Use batching at scale to reduce API costs, but handle partial failures explicitly. Add message attributes for routing and filtering — stuffing metadata in the JSON body works until you need SNS filter policies.
Reach for FIFO ordering only when sequence is a hard requirement. Strict ordering costs throughput. Most workflows tolerate eventual consistency fine.
Putting It Together
A production-ready queue architecture in 2019 looked something like this:
- SNS topic for event fan-out
- Filtered SQS queues per consumer domain
- DLQ on every queue with CloudWatch alarms
- Exponential backoff with max retry limits
- Idempotent consumers that handle duplicates gracefully
- FIFO queues only for workflows where order is critical
- Batch processing for high-volume producers and consumers
Message queues won’t make your system reliable by themselves. They give you the primitives — decoupling, buffering, retry, routing — to build reliability on top of. The patterns above are how you use those primitives without creating new categories of 2 AM emergencies.
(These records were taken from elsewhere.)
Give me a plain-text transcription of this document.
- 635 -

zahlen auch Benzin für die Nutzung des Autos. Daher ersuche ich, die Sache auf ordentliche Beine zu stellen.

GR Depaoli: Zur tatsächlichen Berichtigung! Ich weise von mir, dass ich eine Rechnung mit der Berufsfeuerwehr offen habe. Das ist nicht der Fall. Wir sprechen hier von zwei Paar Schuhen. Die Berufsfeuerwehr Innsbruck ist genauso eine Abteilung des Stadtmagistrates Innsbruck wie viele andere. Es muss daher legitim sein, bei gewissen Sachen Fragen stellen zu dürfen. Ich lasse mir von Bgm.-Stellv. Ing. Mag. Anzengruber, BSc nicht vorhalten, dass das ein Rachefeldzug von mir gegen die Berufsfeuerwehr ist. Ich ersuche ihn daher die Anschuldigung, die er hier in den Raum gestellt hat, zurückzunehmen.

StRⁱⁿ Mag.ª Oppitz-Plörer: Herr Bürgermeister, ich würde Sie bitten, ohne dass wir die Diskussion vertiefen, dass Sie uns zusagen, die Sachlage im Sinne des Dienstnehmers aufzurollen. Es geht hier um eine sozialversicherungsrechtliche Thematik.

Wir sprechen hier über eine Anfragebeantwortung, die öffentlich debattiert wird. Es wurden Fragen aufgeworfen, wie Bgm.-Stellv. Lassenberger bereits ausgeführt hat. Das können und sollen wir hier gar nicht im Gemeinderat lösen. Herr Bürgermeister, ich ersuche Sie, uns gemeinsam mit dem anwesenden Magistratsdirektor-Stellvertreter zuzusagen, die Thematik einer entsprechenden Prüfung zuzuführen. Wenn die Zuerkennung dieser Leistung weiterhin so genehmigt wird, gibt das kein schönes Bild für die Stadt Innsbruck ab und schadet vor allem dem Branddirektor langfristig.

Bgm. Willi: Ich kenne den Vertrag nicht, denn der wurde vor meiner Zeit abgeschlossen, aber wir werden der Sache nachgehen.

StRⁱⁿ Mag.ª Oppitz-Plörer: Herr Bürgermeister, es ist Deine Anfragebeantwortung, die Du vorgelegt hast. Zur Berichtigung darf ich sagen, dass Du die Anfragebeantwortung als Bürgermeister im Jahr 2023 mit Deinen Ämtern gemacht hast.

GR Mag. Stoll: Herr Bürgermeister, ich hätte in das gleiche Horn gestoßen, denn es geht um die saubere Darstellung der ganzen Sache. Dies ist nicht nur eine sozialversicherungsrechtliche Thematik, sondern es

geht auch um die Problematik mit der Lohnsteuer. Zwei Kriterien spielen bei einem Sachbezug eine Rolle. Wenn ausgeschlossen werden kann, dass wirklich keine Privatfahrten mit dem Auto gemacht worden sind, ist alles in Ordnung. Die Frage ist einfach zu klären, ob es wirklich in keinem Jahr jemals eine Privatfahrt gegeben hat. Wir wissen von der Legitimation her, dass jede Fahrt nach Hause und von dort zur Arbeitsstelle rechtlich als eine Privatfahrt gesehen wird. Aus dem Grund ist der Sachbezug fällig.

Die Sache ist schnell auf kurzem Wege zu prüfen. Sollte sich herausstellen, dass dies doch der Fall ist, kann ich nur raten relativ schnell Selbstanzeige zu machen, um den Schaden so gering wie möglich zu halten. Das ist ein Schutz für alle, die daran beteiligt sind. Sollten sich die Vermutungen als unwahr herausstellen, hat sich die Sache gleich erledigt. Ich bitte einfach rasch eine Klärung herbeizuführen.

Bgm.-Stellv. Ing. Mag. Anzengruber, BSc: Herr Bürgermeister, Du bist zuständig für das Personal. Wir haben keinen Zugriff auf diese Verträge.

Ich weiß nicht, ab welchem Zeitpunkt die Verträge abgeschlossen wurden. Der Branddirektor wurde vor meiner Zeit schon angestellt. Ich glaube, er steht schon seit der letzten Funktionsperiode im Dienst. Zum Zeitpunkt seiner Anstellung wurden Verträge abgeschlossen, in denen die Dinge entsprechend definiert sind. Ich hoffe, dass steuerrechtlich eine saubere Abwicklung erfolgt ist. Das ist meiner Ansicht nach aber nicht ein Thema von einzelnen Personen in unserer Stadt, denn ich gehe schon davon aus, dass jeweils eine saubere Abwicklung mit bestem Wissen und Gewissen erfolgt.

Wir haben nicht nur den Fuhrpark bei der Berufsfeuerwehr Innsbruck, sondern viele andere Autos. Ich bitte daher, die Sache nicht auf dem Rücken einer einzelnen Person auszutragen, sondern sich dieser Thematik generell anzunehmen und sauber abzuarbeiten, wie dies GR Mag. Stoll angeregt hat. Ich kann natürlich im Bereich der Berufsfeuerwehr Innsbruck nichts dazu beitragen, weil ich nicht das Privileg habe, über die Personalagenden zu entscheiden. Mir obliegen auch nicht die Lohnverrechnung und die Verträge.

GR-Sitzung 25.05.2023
The next time your queue depth graph spikes, you’ll know whether it’s a traffic surge (good problem) or a poison message in a DLQ you forgot to monitor (bad problem, but at least now you have a DLQ to check).
Written October 2019, covering message queue patterns with AWS SQS/SNS and RabbitMQ. Managed queue services have evolved since (SQS FIFO improvements, Kafka adoption for event streaming), but fan-out, DLQs, retry backoff, and idempotent consumers remain foundational patterns.